Cover image for Randomized YaRN Improves Length Generalization for Long-Context Reasoning

B2 DAILY STORY

Technology 22 Jun 2026

Randomized YaRN Improves Length Generalization for Long-Context Reasoning

Large language models (LLMs) are typically pretrained on short sequences and then extended to work on longer sequences with additional training. However, such LLMs still struggle to further generalize to very long sequences. We propose Randomized YaRN, a training method that improves length generalization by combining YaRN-based positional extrapolation with randomized positional encoding and a length curriculum. During training on short context data, tokens are assigned YaRN positional encodings sampled from a larger position range, exposing the model to out-of-distribution positional representations even on short-context inputs. We evaluate Randomized YaRN on two challenging long-context reasoning benchmarks, BABILong and Multi-Round Coreference Resolution (MRCR).
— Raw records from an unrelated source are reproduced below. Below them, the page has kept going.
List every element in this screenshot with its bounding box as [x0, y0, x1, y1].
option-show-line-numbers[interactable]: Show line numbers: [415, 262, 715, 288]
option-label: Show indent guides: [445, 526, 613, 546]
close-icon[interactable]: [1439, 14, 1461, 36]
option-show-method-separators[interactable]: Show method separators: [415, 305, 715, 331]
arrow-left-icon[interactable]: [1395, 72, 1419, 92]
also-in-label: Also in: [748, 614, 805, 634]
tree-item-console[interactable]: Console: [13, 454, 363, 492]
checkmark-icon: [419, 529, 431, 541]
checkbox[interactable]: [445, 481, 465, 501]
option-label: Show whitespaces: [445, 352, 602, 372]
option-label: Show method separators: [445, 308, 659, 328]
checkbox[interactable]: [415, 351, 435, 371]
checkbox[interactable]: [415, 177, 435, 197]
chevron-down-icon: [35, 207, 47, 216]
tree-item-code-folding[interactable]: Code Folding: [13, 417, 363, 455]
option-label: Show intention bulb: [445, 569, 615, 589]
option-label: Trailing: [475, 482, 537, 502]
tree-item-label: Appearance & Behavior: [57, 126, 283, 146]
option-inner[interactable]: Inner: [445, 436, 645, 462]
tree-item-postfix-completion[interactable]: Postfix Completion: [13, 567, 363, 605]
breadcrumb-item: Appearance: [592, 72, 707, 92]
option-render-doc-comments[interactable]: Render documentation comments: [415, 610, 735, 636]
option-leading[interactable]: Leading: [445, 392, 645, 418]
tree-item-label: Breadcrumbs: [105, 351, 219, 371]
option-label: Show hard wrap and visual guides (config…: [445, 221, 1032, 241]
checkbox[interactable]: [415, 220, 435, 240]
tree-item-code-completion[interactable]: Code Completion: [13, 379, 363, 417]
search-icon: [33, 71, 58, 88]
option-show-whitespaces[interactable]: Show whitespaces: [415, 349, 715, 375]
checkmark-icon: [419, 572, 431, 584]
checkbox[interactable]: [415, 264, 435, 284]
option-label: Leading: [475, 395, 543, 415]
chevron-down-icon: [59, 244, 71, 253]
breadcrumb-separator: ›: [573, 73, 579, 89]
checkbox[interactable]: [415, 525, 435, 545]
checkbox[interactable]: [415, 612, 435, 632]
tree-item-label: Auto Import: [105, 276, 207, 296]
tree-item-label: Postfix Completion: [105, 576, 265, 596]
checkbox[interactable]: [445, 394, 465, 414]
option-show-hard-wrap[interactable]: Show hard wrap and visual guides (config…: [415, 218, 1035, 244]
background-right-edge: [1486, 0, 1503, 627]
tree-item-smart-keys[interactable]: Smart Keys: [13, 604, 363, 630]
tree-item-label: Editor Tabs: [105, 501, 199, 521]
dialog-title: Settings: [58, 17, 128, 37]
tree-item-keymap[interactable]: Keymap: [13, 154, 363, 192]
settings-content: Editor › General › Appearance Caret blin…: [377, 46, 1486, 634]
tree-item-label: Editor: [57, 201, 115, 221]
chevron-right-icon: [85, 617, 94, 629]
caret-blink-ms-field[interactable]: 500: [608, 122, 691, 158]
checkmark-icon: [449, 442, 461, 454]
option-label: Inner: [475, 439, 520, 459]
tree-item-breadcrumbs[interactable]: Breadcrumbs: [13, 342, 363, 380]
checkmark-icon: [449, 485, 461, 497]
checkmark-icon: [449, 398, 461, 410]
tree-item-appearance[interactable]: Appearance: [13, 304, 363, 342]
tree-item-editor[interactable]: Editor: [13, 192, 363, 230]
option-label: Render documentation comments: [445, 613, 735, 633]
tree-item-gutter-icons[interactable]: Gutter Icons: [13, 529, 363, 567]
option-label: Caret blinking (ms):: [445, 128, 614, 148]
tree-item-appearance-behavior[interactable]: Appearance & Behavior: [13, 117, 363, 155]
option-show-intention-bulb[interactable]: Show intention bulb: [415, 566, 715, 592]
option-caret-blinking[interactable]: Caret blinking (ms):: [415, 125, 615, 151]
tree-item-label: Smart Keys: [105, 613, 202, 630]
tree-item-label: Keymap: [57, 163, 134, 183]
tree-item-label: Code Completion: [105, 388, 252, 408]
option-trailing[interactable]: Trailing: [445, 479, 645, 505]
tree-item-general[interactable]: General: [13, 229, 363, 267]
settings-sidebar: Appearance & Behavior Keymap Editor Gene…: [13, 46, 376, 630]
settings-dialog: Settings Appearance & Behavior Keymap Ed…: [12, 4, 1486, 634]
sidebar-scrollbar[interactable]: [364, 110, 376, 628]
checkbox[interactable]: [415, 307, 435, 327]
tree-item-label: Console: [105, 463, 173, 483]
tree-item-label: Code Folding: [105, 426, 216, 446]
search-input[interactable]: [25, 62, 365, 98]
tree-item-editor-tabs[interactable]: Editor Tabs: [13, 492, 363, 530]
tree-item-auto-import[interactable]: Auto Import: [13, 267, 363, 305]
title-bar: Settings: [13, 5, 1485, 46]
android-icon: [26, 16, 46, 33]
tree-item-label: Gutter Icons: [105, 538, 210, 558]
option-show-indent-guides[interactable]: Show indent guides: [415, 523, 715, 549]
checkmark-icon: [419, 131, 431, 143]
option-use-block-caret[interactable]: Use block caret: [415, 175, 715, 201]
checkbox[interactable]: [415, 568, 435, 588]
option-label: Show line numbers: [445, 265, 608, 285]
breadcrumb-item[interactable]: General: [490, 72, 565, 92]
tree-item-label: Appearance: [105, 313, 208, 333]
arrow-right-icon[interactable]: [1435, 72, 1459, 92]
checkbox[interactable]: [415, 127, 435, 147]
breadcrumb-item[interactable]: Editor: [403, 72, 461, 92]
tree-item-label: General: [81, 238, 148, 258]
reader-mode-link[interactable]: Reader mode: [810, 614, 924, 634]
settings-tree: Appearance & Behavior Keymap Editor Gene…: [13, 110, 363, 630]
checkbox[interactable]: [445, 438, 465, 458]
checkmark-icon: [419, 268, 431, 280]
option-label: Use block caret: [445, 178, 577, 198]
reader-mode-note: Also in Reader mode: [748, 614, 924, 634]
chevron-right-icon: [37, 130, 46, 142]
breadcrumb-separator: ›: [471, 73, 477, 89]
When training on data with <8K context, Randomized YaRN consistently improves reasoning performance on context lengths from 16K to 128K and outperforms standard fine-tuning, with the largest gains appearing at far out-of-distribution lengths. Our results suggest that progressively exposing models to OOD positional distributions provides an effective recipe for generalizable long-context reasoning.

Image: Daily English Reader / Local generated SVG (Project-owned local asset)

5 min read B2

0:00 0:00

สรุป/คำแปลไทย

ข่าวนี้มาจาก arXiv อยู่ในหมวดเทคโนโลยี และถูกเรียบเรียงเป็นระดับ B2. เนื้อหาข่าวคือ โมเดลภาษาขนาดใหญ่ (LLM) โดยทั่วไปมีการฝึกซ้อมก่อนในเรียงลําดับสั้น แล้วขยายให้ทำงานในเรียงลําดับยาวกว่า ด้วยการฝึกซ้อมเพิ่มเติม. แต่ LLM เหล่านี้ยังคงต่อสู้เพื่อนําไปทั่วไปเป็นเรียงลําดับยาวมาก. เราเสนอ YaRN แรนโดมิสต์ วิธีการฝึกอบรมที่ปรับปรุงการรวมความยาวโดยการรวมการขยายตําแหน่งจาก YaRN กับการรหัสตําแหน่งแบบสุ่มและหลักสูตรความยาว. ระหว่างการฝึกอบรมข้อมูลในสภาพสั้น โทคอนได้รับการมอบหมาย YaRN โคดิ้งตําแหน่งจากระยะตําแหน่งที่ใหญ่กว่า, ทำให้รุ่นถูกเผชิญกับการแสดงตําแหน่งนอกการกระจายแม้กระทั่งในข้อมูลในสภาพสั้น. เราประเมิน YaRN แรนโดมิสแซมบนสองเทียบเทียบของการคิดในสภาพยนต์ยาวที่ท้าทาย คือ BABILong และ Multi-Round Coreference Resolution (MRCR). เมื่อฝึกสอนข้อมูลที่มีสภาพสภาพ <8K, Randomized YaRN ปรับปรุงผลการคิดในความยาวของสภาพสภาพจาก 16K ถึง 128K และมากกว่าการปรับปรุงแบบเรียบร้อยตามมาตรฐาน, โดยผลประโยชน์ที่ใหญ่ที่สุดจะปรากฏในความยาวที่ออกไปไกลจากกระจาย. ผลงานของเราแสดงให้เห็นว่า การเปิดเผยรูปแบบต่อเนื่องต่อการกระจายตําแหน่ง OOD ให้กับสูตรที่มีประสิทธิภาพสำหรับการคิดทั่วไปในสภาพยาว.

Save & Review

Only words saved from this story appear here.